Company A is a US based Netflix competitor. Rather than charging a monthly fee, Company A charges a low annual fee of $19.99 and allows users to rent movies for a discounted rate compared to other services. Company A is focused on growing users in English speaking countries. Company A has two key initiatives for 2020:

  1. Produce new Company A exclusive movies to differentiate the platform.
  2. Personalize the Company A experience via Product & Marketing.
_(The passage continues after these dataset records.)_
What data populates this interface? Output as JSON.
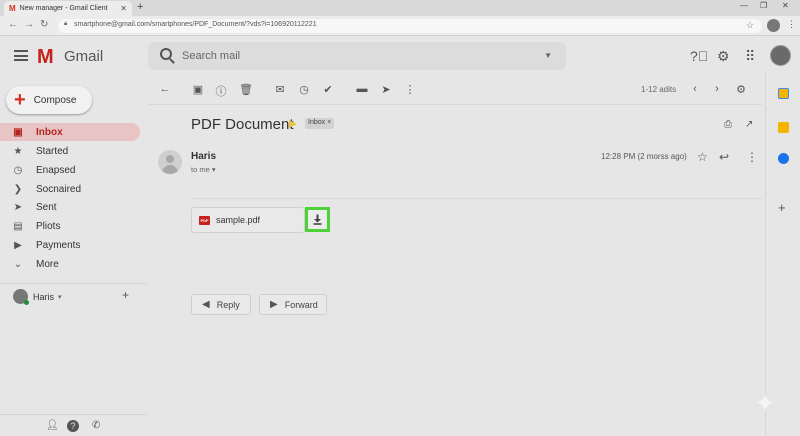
{
  "browser": {
    "tab_title": "New manager - Gmail Client",
    "url": "smartphone@gmail.com/smartphones/PDF_Document/?vds?i=106920112221",
    "tab_favicon": "M"
  },
  "header": {
    "logo_text": "Gmail",
    "logo_letter": "M",
    "search_placeholder": "Search mail"
  },
  "sidebar": {
    "compose_label": "Compose",
    "items": [
      {
        "label": "Inbox",
        "icon": "inbox-icon",
        "active": true
      },
      {
        "label": "Started",
        "icon": "star-icon"
      },
      {
        "label": "Enapsed",
        "icon": "snooze-icon"
      },
      {
        "label": "Socnaired",
        "icon": "label-icon"
      },
      {
        "label": "Sent",
        "icon": "send-icon"
      },
      {
        "label": "Pliots",
        "icon": "doc-icon"
      },
      {
        "label": "Payments",
        "icon": "tag-icon"
      },
      {
        "label": "More",
        "icon": "chevron-down-icon"
      }
    ],
    "hangouts_user": "Haris"
  },
  "toolbar": {
    "pager_text": "1-12 adits"
  },
  "message": {
    "subject": "PDF Document",
    "label": "Inbox",
    "sender": "Haris",
    "to_me": "to me",
    "date": "12:28 PM (2 morss ago)",
    "attachment_name": "sample.pdf",
    "attachment_type": "PDF",
    "reply_label": "Reply",
    "forward_label": "Forward"
  },
  "colors": {
    "accent_red": "#c5221f",
    "highlight_green": "#4cd137",
    "active_nav_bg": "#e8c4c4"
  }
}
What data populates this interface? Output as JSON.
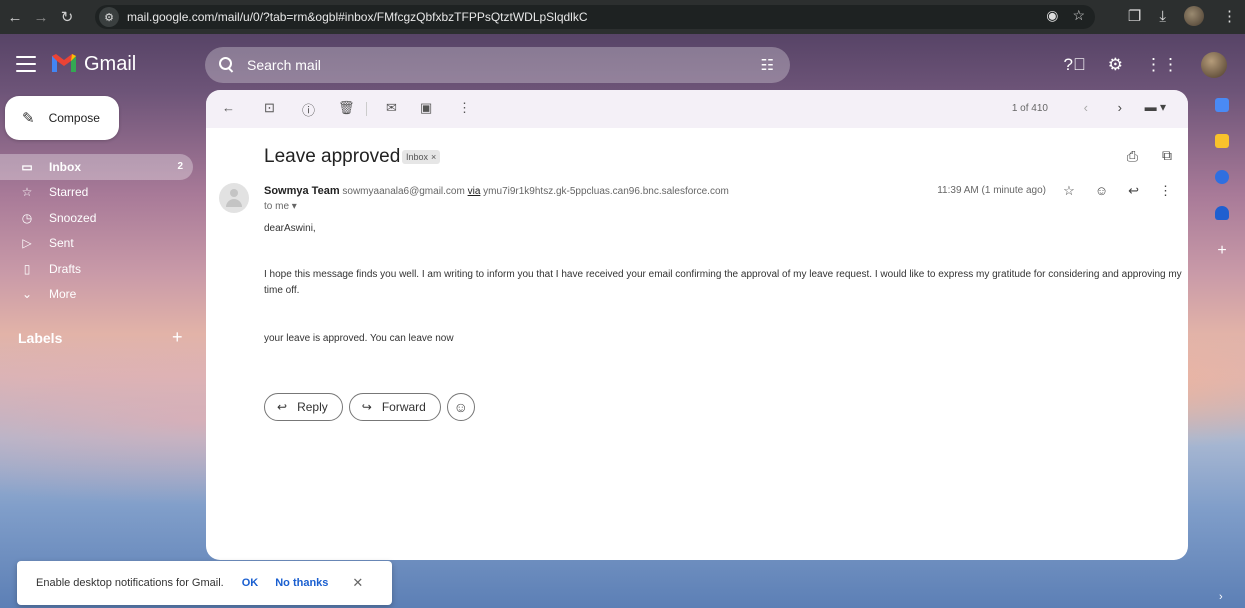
{
  "browser": {
    "url": "mail.google.com/mail/u/0/?tab=rm&ogbl#inbox/FMfcgzQbfxbzTFPPsQtztWDLpSlqdlkC"
  },
  "app": {
    "brand": "Gmail"
  },
  "search": {
    "placeholder": "Search mail"
  },
  "compose": {
    "label": "Compose"
  },
  "sidebar": {
    "items": [
      {
        "label": "Inbox",
        "count": "2",
        "icon": "inbox-icon",
        "active": true
      },
      {
        "label": "Starred",
        "icon": "star-icon"
      },
      {
        "label": "Snoozed",
        "icon": "clock-icon"
      },
      {
        "label": "Sent",
        "icon": "send-icon"
      },
      {
        "label": "Drafts",
        "icon": "draft-icon"
      },
      {
        "label": "More",
        "icon": "chevron-down-icon"
      }
    ],
    "labels_heading": "Labels"
  },
  "toolbar": {
    "count": "1 of 410"
  },
  "email": {
    "subject": "Leave approved",
    "chip": "Inbox",
    "sender_name": "Sowmya Team",
    "sender_email": "sowmyaanala6@gmail.com",
    "via_label": "via",
    "via_domain": "ymu7i9r1k9htsz.gk-5ppcluas.can96.bnc.salesforce.com",
    "to": "to me",
    "time": "11:39 AM (1 minute ago)",
    "greeting": "dearAswini,",
    "paragraph1": "I hope this message finds you well. I am writing to inform you that I have received your email confirming the approval of my leave request. I would like to express my gratitude for considering and approving my time off.",
    "paragraph2": "your leave is approved. You can leave now"
  },
  "actions": {
    "reply": "Reply",
    "forward": "Forward"
  },
  "toast": {
    "message": "Enable desktop notifications for Gmail.",
    "ok": "OK",
    "no_thanks": "No thanks"
  },
  "colors": {
    "link": "#1a5fd0",
    "browser_bar": "#2c2f2f"
  }
}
You’ve been brought into Company A to support these goals and you’ve been tasked with two separate items:

  1. Find insights regarding customer preferences to determine the types of movies to produce.
  2. Build out curated user data tables that enable personalization efforts.

GOALS

  1. Finding the genre out of 5 genres (Family, Comedy, Crime, Action, and Thriller) has the highest probability of success based on revenue.
  2. Finding the genre out of 5 genres (Family, Comedy, Crime, Action, and Thriller) recommended the team based on customer engagement.
  3. Describing the data for marketing that can help to answer marketing teams' questions.

DATA DICTIONARY

The movies metadata dataset contains information of each movie such as movie id, genres, title, duration, budget, genres, revenue.

Movies_metadata
belongs_to_collection string
budget float
genres string
id float
original_language string
original_title string
overview string
popularity float
poster_path string
production_companies string
production_countries string
release_date string
revenue float
runtime float
spoken_languages string
status string
tagline string
title string

The movilens_rating dataset contains information about each user’s vote details.

Movilens_rating
Index float
movie_id float
rating float
rating_date string
user_id float

In movies_metadata dataset genres column convert to JSON format (replace single quotes with double quotes) and parse each genre to the columns with Postgres Functions.